On the other hand, the four years I lived two hours east of Mount Rainier, back in the late ’70s, gave me repeated access to one of America’s greatest national treasures, often from lesser-known perspectives. What memories! And that’s before I turn to much of the back country and wilderness that was closer to our home. I even came to love the beauty of the desert where I was living, a landscape that initially struck us as hideous.

Mount Desert Island, home of Acadia National Park, glimpsed from the east.

Now I’m finding myself dwelling two hours east of an even more popular natural park, Acadia. Already, I have glimmers of many backwoods and remote rocky shores to explore in-between.

Technically, all of Downeast Maine is also Acadia, the French name of the region. For most folks, though, Acadia means the park.

The biggest land mammal out west was the elk, while here in northern New England, it’s the moose. Just as the celebrated shellfish here is lobster, rather than Dungeness crab.

The fact is, for many people, either place is about as close to paradise as you’d find on earth.

And, yes, I’m feeling lucky – or especially blessed – that way.

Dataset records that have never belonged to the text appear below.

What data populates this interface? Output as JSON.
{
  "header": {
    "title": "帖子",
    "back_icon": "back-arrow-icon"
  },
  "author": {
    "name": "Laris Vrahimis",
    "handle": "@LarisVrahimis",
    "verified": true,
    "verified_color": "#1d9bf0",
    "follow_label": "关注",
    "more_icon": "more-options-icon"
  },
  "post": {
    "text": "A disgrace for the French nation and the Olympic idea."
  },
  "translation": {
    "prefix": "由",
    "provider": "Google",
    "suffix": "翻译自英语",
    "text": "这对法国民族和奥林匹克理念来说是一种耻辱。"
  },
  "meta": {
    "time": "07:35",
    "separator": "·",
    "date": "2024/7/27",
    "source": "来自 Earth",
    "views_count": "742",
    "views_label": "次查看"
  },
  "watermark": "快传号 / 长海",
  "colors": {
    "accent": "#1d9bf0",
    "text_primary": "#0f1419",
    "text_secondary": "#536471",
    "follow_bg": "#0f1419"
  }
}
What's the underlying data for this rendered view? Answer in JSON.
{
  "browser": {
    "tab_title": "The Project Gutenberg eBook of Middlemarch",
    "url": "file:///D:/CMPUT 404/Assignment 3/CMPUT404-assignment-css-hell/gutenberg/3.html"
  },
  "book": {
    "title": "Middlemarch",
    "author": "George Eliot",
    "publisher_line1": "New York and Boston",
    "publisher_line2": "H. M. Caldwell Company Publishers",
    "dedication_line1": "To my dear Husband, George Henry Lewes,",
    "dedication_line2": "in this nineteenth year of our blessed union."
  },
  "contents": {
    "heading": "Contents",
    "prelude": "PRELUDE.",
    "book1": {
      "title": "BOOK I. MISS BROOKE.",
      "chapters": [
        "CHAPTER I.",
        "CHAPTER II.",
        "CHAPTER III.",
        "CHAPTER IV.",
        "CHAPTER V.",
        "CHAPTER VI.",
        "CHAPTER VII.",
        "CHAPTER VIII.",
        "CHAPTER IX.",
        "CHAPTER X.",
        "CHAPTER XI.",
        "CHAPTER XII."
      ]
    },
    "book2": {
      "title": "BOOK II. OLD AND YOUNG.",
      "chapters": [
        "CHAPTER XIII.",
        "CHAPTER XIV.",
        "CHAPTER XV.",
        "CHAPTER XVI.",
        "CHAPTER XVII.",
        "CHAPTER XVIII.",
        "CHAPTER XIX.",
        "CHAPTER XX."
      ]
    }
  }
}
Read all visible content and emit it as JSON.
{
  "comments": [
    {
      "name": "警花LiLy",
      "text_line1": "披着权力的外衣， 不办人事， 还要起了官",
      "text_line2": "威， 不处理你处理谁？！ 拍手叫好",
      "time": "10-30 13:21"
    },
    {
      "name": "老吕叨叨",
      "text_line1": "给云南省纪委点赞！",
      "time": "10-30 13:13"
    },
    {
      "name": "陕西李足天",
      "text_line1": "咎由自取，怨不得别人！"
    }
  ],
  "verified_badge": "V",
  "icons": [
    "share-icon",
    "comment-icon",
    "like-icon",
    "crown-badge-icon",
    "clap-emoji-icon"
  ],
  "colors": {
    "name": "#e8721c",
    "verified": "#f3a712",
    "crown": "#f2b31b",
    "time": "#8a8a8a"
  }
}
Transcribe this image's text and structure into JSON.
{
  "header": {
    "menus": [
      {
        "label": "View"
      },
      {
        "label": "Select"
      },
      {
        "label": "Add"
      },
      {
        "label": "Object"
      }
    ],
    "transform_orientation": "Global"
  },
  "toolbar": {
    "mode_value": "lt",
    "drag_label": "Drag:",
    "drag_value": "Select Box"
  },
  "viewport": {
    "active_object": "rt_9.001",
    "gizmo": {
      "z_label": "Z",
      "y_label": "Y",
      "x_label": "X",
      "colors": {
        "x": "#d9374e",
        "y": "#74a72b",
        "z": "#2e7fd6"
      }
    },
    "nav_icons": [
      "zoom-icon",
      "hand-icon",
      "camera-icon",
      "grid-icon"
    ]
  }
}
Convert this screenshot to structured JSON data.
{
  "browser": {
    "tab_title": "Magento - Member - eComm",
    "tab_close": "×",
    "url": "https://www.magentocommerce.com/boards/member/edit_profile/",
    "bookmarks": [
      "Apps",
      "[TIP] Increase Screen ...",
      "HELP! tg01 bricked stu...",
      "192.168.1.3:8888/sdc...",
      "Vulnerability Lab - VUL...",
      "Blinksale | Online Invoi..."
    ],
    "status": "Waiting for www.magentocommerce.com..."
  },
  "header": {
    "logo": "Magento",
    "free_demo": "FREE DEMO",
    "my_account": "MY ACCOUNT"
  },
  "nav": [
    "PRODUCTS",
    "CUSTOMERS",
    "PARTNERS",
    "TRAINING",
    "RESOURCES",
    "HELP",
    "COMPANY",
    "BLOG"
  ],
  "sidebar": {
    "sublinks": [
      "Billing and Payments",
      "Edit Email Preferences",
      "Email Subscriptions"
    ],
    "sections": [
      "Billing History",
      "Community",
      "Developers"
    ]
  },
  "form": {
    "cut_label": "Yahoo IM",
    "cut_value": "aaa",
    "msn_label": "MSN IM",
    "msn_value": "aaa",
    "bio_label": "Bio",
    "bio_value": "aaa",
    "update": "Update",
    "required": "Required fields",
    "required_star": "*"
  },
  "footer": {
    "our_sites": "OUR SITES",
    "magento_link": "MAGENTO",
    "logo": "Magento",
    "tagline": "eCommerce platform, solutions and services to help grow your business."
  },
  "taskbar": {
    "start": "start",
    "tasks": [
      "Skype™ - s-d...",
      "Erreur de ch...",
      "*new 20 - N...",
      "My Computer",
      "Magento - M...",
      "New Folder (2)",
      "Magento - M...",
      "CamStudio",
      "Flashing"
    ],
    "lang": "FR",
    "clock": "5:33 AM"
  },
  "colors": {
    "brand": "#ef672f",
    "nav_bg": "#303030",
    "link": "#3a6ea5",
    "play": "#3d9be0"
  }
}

How strange that so much later, these lines still stir up conflict within me

I am surprised how much the seemingly disjointed distillations of the prose-poem experiments I’ve been publishing here still capture my experience of my first years in New Hampshire some 35 or so years ago. All the hope, confusion, redirection that accompanied the upheaval.

And so much that evaporated, for the better, after meeting the woman I adore.

The weekly series continues, all the same. As I say, thanks for the memories, to all those who have been companions and positive influences in my zig-zag journey through life.

What are you thinking and feeling, looking back and looking ahead?